HALKBANK: Bunlar ola dursun, Türkiye’de bir dizi operasyon başlatılıyor, insanlar gözaltına alınıyor. Operasyonların hedefinde olan Halk Bankası ise işin başka bir boyutu. ABD 2010’da İran’a ticaret ambargosu uygulamaya başladı. Ardından para transferleri ve bankacılık işlemlerine de yasak getirdi ki, İran ne kendisine gönderilecek dövizi alabilecek ne de yurt dışına para çıkarabilecekti. Ancak İran’da doğalgaz ve petrol alan ülkelere de bir açık kapı bırakılmıştı. Türkiye Halkbank’ta açtığı döviz ve TL hesaplarıyla İran’dan aldığı petrol ve doğalgazın bedelini ödeyebiliyordu. İran bu hesaplardaki paraları altına çevirerek ülkesine götürebiliyordu. İran Halkbank’ta biriken parasıyla uluslararası piyasadan altın alıp Türkiye’ye getirdi. Bu ithalatı Türkiye’de kayıtlı şirketi yapıyordu. Türkiye’nin altın rezervleri arttıkça arttı bu arada. Ama sonra bu altın İran’a gitti çünkü daha İran’ın altın ithalatına ambargo konmamıştı. Bunu anlayan İsrail ABD’ye gitti, Halkbank’ı şikayet etti. Bu sırada Hindistan-İran petrol anlaşmasında da aracı banka olarak Halkbank seçilmiş anlaşmalar imzalanmıştı. Hemen ardından Halkbank operasyonu başladı.
KILIÇDAROĞLU ABD ELÇİLİĞİNDE: Operasyonun başladığı gün ABD Sefiri’nin öğle yemeğindeki konuğu Kılıçdaroğlu’ydu ki, bu elbette bir rastlantıydı çünkü yemek daveti daha önceden kararlaştırılmıştı; Kılıçdaroğlu orta sınıf memurlarla ABD’de daha yeni görüşüp Ankara’ya dönmüştü. Kılıçdaroğlu görüşme sırasında Büyükelçi Ricciardone’ye“Operasyonlar sonuna kadar gitmeli” diyor; “Bu, bizim iç meselemiz sayın büyükelçi, gereken yapılacaktır” demiyor, diyemiyor. Sanki yeni başbakan atanacaksa Türkiye’ye, Ricciardone atayacak ya da ABD Büyükelçisi, Kılıçdaroğlu’nun amiri!
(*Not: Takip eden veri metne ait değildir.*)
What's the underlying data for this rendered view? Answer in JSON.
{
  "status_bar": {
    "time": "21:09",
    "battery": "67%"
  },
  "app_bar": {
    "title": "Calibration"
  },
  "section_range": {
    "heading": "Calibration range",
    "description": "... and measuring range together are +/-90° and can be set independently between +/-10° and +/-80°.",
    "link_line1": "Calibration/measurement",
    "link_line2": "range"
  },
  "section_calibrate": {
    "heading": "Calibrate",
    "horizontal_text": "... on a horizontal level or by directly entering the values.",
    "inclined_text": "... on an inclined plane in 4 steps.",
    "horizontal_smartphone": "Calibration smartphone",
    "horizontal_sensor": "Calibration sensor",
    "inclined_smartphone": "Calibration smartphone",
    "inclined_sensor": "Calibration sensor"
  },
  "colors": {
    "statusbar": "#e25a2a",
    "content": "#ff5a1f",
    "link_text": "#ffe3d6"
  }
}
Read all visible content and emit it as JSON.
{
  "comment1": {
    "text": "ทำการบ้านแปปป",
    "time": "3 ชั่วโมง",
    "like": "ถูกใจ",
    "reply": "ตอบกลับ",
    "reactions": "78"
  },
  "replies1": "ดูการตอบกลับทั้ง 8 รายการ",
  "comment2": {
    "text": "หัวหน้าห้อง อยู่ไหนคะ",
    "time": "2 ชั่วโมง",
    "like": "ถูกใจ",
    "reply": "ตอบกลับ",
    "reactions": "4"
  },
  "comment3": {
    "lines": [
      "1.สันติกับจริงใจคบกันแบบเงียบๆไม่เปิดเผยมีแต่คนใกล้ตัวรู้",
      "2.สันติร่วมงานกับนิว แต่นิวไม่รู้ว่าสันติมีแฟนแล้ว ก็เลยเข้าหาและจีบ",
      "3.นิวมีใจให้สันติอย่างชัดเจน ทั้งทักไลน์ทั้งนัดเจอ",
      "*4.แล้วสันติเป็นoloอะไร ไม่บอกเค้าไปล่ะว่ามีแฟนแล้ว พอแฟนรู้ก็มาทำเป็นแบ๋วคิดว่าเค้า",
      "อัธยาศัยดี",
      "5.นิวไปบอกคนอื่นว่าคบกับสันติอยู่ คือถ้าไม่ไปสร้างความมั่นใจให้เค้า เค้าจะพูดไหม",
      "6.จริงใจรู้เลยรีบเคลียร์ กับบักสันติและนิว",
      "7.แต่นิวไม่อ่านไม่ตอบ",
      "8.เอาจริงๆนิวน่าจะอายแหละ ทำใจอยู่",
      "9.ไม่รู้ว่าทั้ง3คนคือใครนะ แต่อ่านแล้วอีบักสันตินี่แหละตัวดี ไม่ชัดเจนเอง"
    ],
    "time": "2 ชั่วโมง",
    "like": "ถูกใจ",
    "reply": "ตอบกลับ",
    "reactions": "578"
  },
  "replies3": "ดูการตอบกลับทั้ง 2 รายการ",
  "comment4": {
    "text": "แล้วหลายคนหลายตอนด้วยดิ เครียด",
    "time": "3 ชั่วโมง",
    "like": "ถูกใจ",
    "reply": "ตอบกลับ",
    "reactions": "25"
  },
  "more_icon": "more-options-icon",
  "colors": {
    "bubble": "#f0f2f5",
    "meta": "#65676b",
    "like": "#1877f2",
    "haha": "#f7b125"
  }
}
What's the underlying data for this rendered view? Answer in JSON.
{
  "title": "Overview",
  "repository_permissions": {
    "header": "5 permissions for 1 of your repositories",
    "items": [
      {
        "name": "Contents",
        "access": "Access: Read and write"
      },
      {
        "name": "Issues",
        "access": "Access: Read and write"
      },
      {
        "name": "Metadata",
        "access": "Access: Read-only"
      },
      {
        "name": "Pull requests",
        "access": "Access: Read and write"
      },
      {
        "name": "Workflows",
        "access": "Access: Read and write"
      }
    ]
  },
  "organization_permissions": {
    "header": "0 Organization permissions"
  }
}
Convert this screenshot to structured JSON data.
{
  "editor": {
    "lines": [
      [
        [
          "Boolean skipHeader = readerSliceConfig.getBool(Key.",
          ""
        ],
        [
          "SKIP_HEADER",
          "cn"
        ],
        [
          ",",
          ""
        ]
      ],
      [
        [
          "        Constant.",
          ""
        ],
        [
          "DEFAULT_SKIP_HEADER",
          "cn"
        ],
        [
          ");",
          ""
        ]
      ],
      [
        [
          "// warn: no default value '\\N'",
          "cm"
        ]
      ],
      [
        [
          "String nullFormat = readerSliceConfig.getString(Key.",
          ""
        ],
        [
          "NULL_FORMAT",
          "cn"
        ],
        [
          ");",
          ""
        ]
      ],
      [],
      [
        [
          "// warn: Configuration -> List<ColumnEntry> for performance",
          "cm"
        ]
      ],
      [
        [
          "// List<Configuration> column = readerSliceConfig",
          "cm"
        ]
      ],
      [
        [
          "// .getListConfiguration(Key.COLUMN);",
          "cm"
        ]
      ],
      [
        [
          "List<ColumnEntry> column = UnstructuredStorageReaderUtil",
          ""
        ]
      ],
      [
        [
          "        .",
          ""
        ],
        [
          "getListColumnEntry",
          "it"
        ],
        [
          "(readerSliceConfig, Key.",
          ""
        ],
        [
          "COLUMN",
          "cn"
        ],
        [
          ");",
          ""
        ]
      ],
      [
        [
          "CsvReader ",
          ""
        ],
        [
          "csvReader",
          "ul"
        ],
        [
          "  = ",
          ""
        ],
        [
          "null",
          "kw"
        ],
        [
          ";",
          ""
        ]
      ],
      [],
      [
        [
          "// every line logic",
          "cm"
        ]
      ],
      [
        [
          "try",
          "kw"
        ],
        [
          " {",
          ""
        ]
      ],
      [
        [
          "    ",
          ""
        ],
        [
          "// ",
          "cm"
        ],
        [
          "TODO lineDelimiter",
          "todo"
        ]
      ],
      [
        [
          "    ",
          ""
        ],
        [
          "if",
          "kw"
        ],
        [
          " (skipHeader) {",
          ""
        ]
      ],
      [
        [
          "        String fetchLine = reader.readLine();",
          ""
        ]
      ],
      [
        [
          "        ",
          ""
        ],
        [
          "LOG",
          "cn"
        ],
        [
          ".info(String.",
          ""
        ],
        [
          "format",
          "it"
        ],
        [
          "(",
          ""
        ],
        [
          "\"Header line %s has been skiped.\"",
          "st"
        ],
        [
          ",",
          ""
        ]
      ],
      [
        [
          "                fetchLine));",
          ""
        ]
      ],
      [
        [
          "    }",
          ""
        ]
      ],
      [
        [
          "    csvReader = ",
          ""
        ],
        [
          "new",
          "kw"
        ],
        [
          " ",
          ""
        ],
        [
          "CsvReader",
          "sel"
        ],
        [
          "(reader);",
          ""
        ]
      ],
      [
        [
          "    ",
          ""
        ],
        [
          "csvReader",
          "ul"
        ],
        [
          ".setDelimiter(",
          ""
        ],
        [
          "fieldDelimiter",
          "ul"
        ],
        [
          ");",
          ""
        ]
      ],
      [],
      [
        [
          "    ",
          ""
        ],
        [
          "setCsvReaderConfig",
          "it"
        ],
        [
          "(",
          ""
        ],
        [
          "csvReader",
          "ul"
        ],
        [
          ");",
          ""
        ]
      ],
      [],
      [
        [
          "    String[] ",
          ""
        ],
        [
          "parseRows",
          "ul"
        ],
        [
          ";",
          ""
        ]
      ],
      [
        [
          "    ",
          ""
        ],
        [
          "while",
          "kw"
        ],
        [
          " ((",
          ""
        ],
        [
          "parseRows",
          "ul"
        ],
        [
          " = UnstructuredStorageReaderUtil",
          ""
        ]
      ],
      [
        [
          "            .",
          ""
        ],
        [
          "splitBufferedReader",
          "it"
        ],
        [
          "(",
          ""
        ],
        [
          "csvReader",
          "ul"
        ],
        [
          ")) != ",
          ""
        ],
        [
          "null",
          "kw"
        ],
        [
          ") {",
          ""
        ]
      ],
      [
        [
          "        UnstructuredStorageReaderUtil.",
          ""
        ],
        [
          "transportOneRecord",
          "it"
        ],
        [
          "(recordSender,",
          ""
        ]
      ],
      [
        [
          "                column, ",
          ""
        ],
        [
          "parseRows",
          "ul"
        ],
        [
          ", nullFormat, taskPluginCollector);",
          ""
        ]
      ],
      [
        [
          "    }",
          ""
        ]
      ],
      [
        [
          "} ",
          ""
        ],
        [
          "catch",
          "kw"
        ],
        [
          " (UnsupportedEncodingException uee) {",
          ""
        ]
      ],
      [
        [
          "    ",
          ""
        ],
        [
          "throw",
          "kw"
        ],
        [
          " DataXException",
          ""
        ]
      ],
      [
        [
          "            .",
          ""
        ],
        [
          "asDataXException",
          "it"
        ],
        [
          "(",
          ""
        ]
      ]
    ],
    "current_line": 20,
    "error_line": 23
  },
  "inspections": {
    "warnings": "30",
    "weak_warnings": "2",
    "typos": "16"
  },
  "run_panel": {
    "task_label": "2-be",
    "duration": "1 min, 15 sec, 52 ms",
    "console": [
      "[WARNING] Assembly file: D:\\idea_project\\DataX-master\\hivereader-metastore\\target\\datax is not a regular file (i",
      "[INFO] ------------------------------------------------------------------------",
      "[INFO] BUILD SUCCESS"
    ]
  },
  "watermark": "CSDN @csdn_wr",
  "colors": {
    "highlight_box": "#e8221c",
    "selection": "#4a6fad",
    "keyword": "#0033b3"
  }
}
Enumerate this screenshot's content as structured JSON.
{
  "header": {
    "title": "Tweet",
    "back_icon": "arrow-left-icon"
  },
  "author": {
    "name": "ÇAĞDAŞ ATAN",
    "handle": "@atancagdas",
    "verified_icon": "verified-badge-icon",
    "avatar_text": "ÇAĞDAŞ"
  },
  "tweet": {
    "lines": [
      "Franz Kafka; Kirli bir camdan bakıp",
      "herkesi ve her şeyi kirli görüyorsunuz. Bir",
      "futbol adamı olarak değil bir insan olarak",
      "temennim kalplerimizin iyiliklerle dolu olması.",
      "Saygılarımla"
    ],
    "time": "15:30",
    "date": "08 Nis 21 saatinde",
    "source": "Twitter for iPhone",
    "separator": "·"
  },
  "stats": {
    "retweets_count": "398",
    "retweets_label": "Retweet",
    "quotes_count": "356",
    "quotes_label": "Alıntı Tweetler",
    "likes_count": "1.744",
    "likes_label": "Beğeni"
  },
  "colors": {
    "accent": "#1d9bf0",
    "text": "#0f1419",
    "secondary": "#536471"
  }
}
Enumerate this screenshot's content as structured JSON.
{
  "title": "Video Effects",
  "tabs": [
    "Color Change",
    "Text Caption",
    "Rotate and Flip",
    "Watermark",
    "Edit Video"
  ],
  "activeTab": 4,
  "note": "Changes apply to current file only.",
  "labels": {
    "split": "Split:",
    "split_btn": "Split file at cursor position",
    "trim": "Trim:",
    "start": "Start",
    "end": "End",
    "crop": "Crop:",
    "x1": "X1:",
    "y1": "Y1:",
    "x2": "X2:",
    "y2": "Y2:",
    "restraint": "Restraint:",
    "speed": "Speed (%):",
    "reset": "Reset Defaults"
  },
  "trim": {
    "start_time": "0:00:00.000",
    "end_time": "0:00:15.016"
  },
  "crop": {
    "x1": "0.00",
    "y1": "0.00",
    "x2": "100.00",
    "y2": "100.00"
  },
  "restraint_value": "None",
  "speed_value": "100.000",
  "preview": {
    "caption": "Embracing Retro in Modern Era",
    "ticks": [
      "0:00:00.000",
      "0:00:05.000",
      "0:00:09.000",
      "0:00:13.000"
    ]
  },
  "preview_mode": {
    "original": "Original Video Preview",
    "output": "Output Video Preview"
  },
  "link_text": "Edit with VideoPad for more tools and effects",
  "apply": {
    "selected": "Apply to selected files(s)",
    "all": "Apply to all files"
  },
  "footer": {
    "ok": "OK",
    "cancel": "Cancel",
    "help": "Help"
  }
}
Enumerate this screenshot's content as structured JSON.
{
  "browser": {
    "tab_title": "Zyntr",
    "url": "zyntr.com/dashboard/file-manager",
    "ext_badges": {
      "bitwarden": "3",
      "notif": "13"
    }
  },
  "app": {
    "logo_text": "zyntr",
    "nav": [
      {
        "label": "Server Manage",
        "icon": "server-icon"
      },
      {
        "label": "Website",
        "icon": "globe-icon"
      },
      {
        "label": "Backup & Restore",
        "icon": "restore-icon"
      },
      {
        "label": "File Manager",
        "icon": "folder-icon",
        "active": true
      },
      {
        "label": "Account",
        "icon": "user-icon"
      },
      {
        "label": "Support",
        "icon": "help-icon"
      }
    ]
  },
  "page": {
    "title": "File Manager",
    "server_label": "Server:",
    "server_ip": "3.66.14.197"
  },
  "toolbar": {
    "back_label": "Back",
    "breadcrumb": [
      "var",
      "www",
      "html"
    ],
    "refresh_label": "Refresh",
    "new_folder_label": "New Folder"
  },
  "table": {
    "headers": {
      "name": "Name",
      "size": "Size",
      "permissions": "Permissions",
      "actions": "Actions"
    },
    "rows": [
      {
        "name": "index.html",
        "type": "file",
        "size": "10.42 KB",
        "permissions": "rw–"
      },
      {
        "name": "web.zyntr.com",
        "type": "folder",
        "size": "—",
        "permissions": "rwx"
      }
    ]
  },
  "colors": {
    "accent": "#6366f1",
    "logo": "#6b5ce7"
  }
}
Büyükelçi de “Sorumluları dışarıda aramayın, iddiaların İran’la ilgili boyutu bizim için önemli. Yolsuzlukla mücadele demokrasiyi güçlendirir”buyuruyor sömürge valisi edasıyla!!
ABD Sefiri haddini aştı mı? Güldürmeyin beni, o bir İmparatorluğun temsilcisi haddini aşabilir mi hiç?! Haddini aşan Tayyip Bey’dir askeri vesayeti kaldırdığı ama çeteleri unuttuğu için! Tayyip Bey’dir işini gücünü bırakıp kendi bakanlarının yedi sülalesini bir başına izlemediği için, kolluk güvenlerine güvendiği için, en önemlisi de salt Türkiye’ye hizmet ettiği için!